Éraste d'Odet d'Orsonnens (April 11, 1836 - December 24, 1906) was a notary, author and politician in Quebec. He served as mayor of Hull from 1889 to 1890. His name also appears as Jean-Éraste and Jean Protais Eraste.

The son of Colonel Protais d'Odet d'Orsonnens and Louise-Sophie Rocher, he was born in Saint-Roch-de-l'Achigan, Lower Canada, and was educated at L'Assomption and at the Jesuit college in Montreal. He went on to study law and was licensed as a notary at the age of 22. D'Orsonnens practised his profession in Montreal, Warwick and Hull. In 1875, he married Marie-Louise Fiset. D'Orsonnens was also a commissioner of the Superior Court of Quebec and chair of the Hull school board. Around the age of 50, he retired from practice as a notary to pursue his developing business.
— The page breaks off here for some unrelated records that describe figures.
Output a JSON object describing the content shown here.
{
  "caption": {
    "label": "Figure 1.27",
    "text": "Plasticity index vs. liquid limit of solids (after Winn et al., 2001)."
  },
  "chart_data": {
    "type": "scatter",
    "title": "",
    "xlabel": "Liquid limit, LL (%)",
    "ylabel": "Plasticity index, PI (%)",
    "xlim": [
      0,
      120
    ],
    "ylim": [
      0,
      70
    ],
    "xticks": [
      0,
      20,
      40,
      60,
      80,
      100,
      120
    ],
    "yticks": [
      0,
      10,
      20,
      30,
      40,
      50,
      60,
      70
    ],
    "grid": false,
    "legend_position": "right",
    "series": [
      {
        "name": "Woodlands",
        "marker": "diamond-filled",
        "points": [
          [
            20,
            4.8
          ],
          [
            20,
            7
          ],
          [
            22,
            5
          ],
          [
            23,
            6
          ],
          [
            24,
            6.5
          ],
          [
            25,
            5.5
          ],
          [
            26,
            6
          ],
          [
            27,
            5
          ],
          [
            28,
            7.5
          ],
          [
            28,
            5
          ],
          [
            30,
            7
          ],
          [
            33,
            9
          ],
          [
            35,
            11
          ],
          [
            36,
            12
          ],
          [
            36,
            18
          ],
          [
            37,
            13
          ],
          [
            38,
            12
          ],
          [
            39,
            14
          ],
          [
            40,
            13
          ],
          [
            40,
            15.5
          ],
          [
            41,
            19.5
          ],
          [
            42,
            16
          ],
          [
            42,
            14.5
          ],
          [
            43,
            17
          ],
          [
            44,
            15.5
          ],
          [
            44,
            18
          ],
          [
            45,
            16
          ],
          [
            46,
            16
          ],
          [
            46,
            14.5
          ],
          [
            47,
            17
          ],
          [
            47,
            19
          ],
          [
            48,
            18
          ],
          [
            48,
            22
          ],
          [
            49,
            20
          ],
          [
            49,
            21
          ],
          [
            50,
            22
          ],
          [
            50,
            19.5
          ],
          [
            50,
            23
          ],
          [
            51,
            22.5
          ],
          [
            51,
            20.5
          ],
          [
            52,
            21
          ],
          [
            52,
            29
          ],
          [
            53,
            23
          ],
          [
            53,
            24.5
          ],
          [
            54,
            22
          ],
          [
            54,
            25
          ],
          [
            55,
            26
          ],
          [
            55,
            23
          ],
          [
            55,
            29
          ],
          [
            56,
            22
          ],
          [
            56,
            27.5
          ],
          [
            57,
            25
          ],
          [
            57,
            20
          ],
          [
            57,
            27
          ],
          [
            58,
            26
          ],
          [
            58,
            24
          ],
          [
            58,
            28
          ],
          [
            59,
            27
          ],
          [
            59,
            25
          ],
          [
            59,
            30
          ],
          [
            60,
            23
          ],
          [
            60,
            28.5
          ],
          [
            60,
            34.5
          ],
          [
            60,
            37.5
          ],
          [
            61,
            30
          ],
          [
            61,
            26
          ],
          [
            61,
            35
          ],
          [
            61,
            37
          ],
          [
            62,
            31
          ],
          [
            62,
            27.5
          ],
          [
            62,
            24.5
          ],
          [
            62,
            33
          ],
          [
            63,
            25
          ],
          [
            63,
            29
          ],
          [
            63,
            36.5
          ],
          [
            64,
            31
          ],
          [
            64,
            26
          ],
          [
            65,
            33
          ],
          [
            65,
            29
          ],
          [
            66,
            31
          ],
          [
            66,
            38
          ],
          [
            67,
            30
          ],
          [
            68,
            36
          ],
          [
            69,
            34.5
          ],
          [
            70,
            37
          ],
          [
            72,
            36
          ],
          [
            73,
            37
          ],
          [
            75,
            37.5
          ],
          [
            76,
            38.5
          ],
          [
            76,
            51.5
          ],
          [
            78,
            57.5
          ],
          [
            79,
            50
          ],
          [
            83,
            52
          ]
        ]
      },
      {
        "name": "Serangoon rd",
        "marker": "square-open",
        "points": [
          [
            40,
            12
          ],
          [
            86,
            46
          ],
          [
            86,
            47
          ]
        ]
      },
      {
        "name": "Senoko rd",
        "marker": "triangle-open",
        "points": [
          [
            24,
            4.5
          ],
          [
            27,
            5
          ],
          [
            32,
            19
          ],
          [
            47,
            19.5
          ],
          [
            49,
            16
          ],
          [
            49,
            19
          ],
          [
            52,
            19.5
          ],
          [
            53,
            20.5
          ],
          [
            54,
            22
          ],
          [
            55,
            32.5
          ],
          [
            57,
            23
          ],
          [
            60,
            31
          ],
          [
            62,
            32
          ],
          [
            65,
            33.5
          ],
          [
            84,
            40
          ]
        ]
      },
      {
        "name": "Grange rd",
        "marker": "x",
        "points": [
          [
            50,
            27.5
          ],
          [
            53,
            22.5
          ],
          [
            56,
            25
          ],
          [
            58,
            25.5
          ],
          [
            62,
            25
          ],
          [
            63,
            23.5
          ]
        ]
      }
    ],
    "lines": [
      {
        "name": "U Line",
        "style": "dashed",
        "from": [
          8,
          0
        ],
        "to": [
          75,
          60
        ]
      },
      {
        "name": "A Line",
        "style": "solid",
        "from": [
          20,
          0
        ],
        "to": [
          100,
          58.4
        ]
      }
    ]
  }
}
He served on Hull municipal council from 1877 to 1886 and from 1890 to 1891.

He published:
- Felluna, la vierge iroquoise ; Une épluchette de blé-d'inde ; Une résurrection (1856) which is described as the first collection of stories published in Lower Canada
- Une apparition : épisode de l'émigration irlandaise au Canada (1860)
- Le moteur centripète (1899)

Rue D'Orsonnens in Hull, now part of Gatineau, was named in his honour.